« Batallas Íntimas », de Lucía Gajá (Mexique, 2016)

Le film Batallas Intimas de Lucía Gajá sera projeté le 9 octobre à 20h30 au cinéma Le Studio, à Aubervilliers! La projection se fera en présence de la réalisatrice et sera suivie d’un débat animé par Marianne Bloch-Robin et Véronique Pugibet.

Article préparé par Héloïse Van Appelghem

Affiche officielle de « Batallas Intimas »

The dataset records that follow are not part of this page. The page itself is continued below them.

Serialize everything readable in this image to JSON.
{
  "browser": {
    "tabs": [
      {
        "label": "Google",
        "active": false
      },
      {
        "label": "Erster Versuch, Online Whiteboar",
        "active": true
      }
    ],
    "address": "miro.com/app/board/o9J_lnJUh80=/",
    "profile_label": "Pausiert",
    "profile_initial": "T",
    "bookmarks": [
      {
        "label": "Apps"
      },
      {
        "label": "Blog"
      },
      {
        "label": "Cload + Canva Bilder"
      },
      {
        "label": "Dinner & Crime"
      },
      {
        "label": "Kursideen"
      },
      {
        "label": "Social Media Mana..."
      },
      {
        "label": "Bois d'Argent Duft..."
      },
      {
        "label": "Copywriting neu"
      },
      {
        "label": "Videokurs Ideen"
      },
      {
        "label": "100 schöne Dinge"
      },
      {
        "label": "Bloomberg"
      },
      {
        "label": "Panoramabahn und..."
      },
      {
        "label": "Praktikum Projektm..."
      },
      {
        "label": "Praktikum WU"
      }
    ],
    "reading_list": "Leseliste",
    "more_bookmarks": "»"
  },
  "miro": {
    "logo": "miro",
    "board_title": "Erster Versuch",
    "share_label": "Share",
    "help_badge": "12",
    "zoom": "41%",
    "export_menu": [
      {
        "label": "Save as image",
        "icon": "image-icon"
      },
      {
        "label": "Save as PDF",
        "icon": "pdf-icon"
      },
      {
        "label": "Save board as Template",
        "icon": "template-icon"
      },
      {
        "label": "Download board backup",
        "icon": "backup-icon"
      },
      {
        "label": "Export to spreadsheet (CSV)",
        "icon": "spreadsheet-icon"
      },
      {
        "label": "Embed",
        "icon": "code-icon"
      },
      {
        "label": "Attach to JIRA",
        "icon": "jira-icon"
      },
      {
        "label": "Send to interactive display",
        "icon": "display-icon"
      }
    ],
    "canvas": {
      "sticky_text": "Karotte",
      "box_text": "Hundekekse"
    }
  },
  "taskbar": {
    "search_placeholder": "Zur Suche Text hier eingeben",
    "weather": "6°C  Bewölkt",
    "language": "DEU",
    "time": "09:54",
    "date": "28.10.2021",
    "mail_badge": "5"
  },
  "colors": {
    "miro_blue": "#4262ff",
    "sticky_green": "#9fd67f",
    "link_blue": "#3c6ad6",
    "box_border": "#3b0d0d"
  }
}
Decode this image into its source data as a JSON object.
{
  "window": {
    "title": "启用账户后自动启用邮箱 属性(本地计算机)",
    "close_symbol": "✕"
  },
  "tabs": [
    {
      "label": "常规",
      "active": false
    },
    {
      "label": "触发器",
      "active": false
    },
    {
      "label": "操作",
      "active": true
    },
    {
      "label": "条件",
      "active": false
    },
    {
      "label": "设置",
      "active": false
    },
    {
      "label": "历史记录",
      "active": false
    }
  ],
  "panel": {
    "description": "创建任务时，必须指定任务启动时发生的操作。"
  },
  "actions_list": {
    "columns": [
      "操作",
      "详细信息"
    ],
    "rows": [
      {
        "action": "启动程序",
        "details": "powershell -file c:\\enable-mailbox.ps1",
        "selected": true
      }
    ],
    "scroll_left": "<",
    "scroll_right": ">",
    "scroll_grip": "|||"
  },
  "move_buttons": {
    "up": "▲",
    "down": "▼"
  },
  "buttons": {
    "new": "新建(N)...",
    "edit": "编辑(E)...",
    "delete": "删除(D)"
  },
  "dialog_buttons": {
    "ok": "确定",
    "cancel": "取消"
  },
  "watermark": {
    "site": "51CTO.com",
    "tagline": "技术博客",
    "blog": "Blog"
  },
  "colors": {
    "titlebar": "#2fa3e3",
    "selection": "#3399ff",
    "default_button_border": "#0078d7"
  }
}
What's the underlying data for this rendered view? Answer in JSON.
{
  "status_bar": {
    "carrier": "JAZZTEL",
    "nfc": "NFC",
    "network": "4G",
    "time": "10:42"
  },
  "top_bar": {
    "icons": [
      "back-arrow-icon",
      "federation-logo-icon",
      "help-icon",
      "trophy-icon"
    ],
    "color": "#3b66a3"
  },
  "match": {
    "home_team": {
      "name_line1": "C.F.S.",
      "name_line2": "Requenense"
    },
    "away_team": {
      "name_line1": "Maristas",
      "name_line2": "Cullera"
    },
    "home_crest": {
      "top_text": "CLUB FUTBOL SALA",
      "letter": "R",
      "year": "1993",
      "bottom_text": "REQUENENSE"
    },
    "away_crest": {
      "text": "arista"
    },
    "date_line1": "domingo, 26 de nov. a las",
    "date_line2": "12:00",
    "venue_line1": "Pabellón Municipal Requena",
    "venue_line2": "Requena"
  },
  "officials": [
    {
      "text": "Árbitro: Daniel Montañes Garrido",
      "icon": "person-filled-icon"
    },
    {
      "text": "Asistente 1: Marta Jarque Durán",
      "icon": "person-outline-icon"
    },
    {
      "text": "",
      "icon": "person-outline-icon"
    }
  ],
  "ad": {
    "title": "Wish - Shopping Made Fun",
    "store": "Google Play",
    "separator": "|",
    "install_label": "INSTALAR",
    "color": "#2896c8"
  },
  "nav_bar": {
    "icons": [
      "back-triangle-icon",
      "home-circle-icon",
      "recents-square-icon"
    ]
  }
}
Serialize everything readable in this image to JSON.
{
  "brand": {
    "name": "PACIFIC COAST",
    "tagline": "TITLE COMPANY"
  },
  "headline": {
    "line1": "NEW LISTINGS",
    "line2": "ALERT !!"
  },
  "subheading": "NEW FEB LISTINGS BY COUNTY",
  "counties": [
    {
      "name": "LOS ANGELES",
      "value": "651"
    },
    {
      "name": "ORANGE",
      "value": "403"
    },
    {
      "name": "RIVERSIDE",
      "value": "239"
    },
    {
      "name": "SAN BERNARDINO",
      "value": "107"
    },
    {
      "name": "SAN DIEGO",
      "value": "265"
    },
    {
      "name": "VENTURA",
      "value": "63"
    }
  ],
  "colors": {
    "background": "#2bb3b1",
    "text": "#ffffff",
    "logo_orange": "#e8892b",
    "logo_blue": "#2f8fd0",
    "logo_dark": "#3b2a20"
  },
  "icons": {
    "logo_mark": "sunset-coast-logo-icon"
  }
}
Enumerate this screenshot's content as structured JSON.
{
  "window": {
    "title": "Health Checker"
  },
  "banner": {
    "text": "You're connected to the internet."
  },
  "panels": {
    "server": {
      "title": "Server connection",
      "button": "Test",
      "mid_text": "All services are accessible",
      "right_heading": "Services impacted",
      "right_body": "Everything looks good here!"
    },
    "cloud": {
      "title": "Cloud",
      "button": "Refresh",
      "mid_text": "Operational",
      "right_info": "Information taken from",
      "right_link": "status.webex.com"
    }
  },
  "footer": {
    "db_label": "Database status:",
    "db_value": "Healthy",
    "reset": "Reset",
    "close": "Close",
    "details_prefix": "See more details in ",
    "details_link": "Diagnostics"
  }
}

Est-ce le sujet choisi d’un documentaire qui permet de le rendre « engagé » ? Ou bien peut-on envisager que les formes filmiques, par le montage, la mise en scène, construisent l’engagement d’un documentaire ? Ces questions sont légitimes, dans le contexte de la tenue du Festival documentaire de l’Institut des Amériques, qui pousse à nous interroger, chercheur.e.s, comme grand public, sur l’étiquette apposée au genre du documentaire, à sa possible puissance militante, et son degré de subjectivité. Proposer une réflexion sur le droit des femmes et leur émancipation, et dénoncer les violences sexistes qu’elles rencontrent dans le monde constitue déjà une forme d’engagement, et donc un premier niveau de discours. Ce discours social peut être appuyé par l’esthétisme de l’œuvre : le choix du cadrage, des angles de caméra, de la mise en scène (lumière, colorimétrie, sons…) et du montage va faire émerger des problématiques sociologiques et anthropologiques propres au sujet du film. L’approche gender studies induite par le thème de Batallas Intímas fonctionne de pair avec une lecture esthétique par l’analyse filmique des paramètres audiovisuels, comme je tâcherai de le montrer dans cet article.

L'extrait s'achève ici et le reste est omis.